November 2009
FROM THE PASTOR
Dear Friends,
Then leaf subsides to leaf.
So Eden sank to grief,
So dawn goes down to day.
Nothing gold can stay.
-Robert Frost, “Nothing Gold Can Stay”
I've been looking out the window a good deal today. It's Monday, the day I usually take off, and the morning after an early brush with winter. The picnic table and the Adirondack chairs were caught outside, like travelers who couldn't find shelter. I'll move them to the garage this week -- but they've been baptized in the first snow and remained frosted this morning. They'll never be the same.
The big, flat oak leaves are finally giving up the green and beginning the turn to reds and golds. The melancholic ache of autumn: the oaks are saving the best for last, like Pablo Picasso or Georgia O'Keefe, as they hang on for dear, dear life.
I used a few lines of Robert Frost to start things off. Not just because of the trees outside, although “nothing gold can stay” certainly ran through my mind when the sun came out and the gold leaves glittered like they belonged to Midas. Frost is the quintessential New England poet, and autumn is the quintessential New England season. The two go together. Peanut butter and jelly.

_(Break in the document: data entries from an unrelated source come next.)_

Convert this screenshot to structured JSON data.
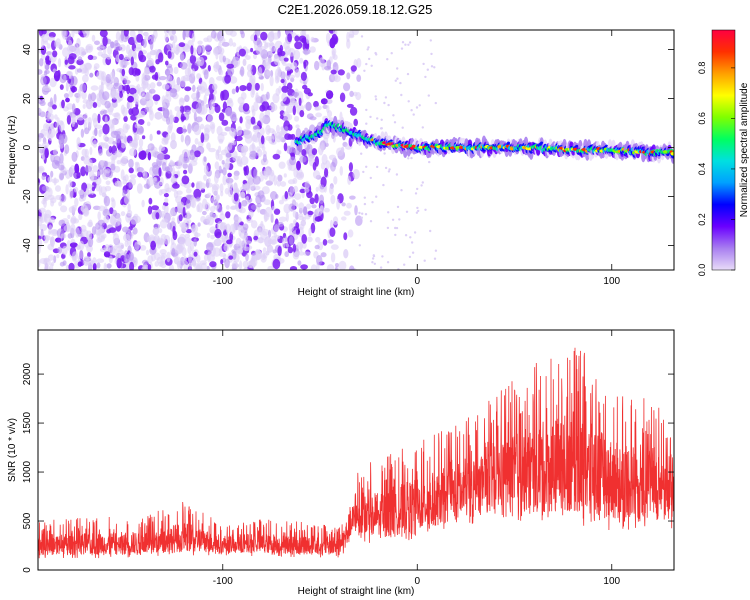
{
  "title": "C2E1.2026.059.18.12.G25",
  "chart_data": [
    {
      "type": "heatmap",
      "xlabel": "Height of straight line (km)",
      "ylabel": "Frequency (Hz)",
      "xlim": [
        -195,
        132
      ],
      "ylim": [
        -50,
        48
      ],
      "xticks": [
        -100,
        0,
        100
      ],
      "yticks": [
        -40,
        -20,
        0,
        20,
        40
      ],
      "ridge": {
        "description_points_x": [
          -60,
          -50,
          -45,
          -40,
          -30,
          -20,
          0,
          20,
          40,
          60,
          80,
          100,
          120,
          132
        ],
        "description_points_y": [
          3,
          6,
          10,
          8,
          5,
          2,
          0,
          0,
          0,
          0,
          -1,
          -1,
          -2,
          -2
        ]
      },
      "colorbar": {
        "label": "Normalized spectral amplitude",
        "ticks": [
          "0.0",
          "0.2",
          "0.4",
          "0.6",
          "0.8"
        ],
        "range": [
          0,
          0.95
        ],
        "colors": [
          "#e8dcf8",
          "#a87ef0",
          "#6a00ff",
          "#0000ff",
          "#00a0ff",
          "#00e0e0",
          "#00ff60",
          "#80ff00",
          "#ffff00",
          "#ffa000",
          "#ff3000",
          "#ff0040"
        ]
      }
    },
    {
      "type": "line",
      "xlabel": "Height of straight line (km)",
      "ylabel": "SNR (10 * v/v)",
      "xlim": [
        -195,
        132
      ],
      "ylim": [
        0,
        2450
      ],
      "xticks": [
        -100,
        0,
        100
      ],
      "yticks": [
        0,
        500,
        1000,
        1500,
        2000
      ],
      "color": "#f03030",
      "envelope": {
        "x": [
          -195,
          -160,
          -140,
          -120,
          -100,
          -80,
          -60,
          -50,
          -40,
          -32,
          -20,
          0,
          20,
          40,
          60,
          80,
          100,
          120,
          132
        ],
        "low": [
          120,
          120,
          130,
          140,
          150,
          140,
          130,
          130,
          120,
          300,
          250,
          320,
          420,
          500,
          450,
          450,
          400,
          400,
          400
        ],
        "high": [
          520,
          540,
          560,
          700,
          480,
          520,
          500,
          480,
          460,
          1000,
          1150,
          1300,
          1500,
          1800,
          2100,
          2350,
          1900,
          1800,
          1700
        ]
      }
    }
  ]
}
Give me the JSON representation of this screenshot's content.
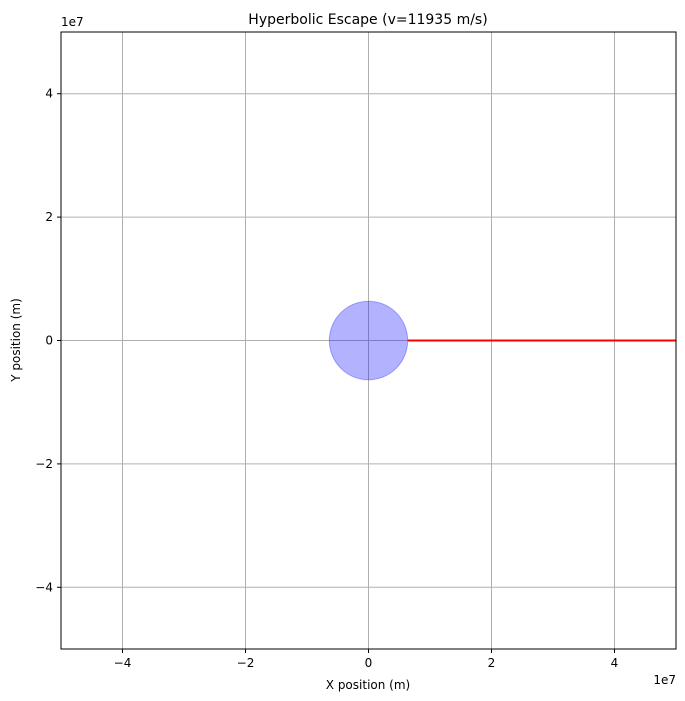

Truth be told, I don't like Frost all that much. I have a feeling if he was my next door neighbor, I wouldn't be all that happy. He's grumpy and cantankerous and, beneath his simplicity, he's surprisingly difficult to figure out.
Kerry and I sat on Frost's porch a couple of years ago, at the house he lived in up in North Conway . There's a great view of the back of Cannon Mountain and the front of Mount LaFayette -- the north entrance to Franconia Notch. The day we were there, the Notch was experiencing one of those weather-changing-every-five-minutes, going from sun to clouds to rain to drizzle, to sun again. Rinse. And then repeat.
Frost called poetry “a momentary stay against confusion.” That is, for a very brief period of time, a poem gives us -- a good poem -- an insight that scatters a little wisdom dust on us. We see the world differently. It's not wild, strange, and random, the Richard Dawkins god-is-illusion world. Things make sense, maybe not complete sense, but certainly enough to make the world seem, at the very least, magnificent in its complex beauty.
Most times, that's all we need.
I can't help but think that Frost's line also applies to worship. After all, what is Sunday morning but a momentary stay against the confusion of the rest of the week? It's the one chance we have to, if not make complete sense of things, then to at least share our humanness with each other. A very smart young man recently told me that he absolutely believed in God (and I believe him), but he was still working on the details.
When I see him next, I will tell him: we are all working on the details. And while we do, every once and a while, something will happen in worship -- in the silence, in a hymn, in a prayer -- that will be a momentary stay against our confusion. Every once and a while, someone will unexpectedly do something so amazingly kind and wonderful that we'll have a momentary stay against confusion. Every once and a while, when we look at the big, flat gold oak leaves, even knowing they will disappear will be a momentary stay against confusion.
Yes, God is in those details. Certainly Robert Frost would be the first to agree with me. We must settle, I'm afraid, for a less-than-complete set of those details.
The stays against confusion are momentary here on earth.